HN – Portugal tem sabido gerir os desafios do envelhecimento populacional?

JM – Faz parte de quem anda nestas lutas da representatividade dos doentes: temos sempre de nos queixar. Infelizmente, não haverá sociedades ideais. Mas também parte muito de nós não estarmos sempre à espera de que nos resolvam os problemas. Enquanto organizações da sociedade, temos de propor soluções e integrá-las. São processos complicados porque as pessoas com mais idade também são muitas vezes aquelas com maior dificuldade no acesso à informação. A comunicação é fundamental. Muitas vezes ficamos nestas bolhas urbanas e esquecemo-nos de que há pessoas que nem sequer têm um telemóvel para fazer chamadas.

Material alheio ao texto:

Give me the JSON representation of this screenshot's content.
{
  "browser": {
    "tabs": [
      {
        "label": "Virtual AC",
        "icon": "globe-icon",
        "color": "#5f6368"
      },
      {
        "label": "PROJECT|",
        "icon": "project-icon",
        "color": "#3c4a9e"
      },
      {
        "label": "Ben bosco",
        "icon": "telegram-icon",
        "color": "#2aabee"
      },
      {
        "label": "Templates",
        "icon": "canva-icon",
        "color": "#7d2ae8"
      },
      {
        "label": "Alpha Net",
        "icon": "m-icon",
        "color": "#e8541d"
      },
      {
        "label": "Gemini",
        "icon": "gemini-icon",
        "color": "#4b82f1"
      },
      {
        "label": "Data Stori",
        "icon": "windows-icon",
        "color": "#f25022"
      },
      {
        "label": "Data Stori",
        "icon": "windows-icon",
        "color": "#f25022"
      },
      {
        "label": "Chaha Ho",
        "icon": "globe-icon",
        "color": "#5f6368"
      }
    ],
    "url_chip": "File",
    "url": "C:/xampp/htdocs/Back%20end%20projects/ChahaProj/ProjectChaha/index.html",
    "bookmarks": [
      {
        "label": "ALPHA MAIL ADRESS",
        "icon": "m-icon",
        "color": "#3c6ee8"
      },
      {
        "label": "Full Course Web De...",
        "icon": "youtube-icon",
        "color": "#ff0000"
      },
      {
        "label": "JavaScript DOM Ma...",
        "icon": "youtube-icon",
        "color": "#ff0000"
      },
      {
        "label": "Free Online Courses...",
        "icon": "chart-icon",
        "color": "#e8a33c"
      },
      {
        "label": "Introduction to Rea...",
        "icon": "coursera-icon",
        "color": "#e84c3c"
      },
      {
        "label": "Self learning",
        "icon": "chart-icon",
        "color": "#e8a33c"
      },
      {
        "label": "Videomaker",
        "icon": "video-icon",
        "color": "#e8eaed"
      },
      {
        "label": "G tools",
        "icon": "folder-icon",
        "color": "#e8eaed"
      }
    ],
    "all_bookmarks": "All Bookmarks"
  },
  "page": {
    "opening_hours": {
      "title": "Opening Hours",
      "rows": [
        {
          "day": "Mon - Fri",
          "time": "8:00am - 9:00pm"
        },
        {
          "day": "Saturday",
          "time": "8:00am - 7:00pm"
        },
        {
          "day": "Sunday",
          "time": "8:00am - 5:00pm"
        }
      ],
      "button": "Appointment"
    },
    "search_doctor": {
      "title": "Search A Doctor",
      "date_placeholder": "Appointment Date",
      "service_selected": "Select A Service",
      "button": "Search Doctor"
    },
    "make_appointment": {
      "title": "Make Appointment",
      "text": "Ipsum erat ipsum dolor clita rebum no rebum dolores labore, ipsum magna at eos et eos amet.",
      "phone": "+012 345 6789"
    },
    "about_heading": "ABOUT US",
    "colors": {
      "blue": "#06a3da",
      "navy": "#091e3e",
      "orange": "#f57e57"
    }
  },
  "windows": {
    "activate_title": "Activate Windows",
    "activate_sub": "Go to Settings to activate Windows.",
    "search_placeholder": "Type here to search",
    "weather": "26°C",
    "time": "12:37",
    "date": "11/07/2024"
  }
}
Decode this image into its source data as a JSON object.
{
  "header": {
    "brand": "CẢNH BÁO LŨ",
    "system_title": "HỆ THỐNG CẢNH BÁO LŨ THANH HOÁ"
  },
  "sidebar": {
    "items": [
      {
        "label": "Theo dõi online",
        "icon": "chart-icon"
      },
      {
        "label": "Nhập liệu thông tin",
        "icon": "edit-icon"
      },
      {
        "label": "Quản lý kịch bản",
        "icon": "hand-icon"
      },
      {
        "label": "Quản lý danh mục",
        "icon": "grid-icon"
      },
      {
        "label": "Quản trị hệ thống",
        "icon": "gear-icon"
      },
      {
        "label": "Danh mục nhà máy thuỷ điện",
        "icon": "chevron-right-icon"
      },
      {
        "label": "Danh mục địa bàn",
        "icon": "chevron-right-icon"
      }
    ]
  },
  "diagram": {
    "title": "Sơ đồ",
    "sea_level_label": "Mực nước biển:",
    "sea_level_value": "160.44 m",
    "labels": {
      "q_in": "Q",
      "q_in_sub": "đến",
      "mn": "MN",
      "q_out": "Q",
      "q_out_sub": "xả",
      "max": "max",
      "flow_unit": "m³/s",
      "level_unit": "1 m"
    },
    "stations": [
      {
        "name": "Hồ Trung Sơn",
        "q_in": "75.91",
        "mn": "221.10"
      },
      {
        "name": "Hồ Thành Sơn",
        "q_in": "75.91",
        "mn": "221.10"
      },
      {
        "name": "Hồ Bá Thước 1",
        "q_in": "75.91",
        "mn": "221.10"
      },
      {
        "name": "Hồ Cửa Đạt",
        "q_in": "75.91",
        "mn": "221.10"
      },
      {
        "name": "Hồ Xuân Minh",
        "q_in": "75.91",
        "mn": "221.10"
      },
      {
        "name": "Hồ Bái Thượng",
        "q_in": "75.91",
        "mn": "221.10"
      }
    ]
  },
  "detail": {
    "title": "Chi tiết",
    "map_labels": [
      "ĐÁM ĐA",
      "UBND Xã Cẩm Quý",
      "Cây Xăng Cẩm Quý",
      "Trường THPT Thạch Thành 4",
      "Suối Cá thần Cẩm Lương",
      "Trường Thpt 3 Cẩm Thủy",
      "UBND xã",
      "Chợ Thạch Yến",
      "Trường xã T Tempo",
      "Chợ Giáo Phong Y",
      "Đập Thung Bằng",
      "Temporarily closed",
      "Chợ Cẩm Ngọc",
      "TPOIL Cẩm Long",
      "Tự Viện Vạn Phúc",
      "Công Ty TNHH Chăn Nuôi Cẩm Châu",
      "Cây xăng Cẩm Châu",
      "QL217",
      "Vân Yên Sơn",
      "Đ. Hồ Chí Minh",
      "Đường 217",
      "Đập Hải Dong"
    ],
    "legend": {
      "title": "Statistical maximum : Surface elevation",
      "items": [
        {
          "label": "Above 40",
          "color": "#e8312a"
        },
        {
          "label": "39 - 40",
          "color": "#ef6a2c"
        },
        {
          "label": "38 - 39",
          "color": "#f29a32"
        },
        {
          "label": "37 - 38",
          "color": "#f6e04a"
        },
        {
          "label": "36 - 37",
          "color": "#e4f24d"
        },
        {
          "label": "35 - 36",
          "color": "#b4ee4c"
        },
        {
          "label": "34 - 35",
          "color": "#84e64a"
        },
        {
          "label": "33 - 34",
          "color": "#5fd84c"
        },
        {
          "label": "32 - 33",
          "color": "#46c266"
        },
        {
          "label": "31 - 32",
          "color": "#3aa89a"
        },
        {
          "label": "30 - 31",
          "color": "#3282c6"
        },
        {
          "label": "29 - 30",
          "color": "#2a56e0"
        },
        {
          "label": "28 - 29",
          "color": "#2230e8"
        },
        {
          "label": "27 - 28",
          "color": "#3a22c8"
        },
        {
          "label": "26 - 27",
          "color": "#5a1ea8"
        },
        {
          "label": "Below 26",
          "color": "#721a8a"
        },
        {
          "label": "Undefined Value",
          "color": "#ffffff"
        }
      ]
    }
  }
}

A integração entre a parte da saúde e a parte social é fundamental. Se nós, hoje, já fazemos o nosso IRS por meios digitais e aqueles que não podem têm uma junta de freguesia que os ajuda, têm uma ação social que os pode ajudar, na área do envelhecimento também devemos ter esta integração entre os cuidados de saúde e a ação social para que toda a gente possa ter acesso ao conhecimento. É também essencial zelar pela saúde destes cidadãos, para que preservem a sua autonomia e as suas capacidades durante mais tempo, sendo crucial a implementação de medidas capazes de preservar a capacidade de as pessoas idosas se manterem nas suas casas, com autonomia e com qualidade de vida. É uma responsabilidade do Estado zelar por isso. Há pouco falei do Estatuto do Doente Crónico. Saúde, social e trabalho: é importante que tudo isto esteja integrado para que haja uma resposta integrada também. Tudo isto é importante para que as pessoas tenham uma qualidade de vida mesmo quando estão mais idosas.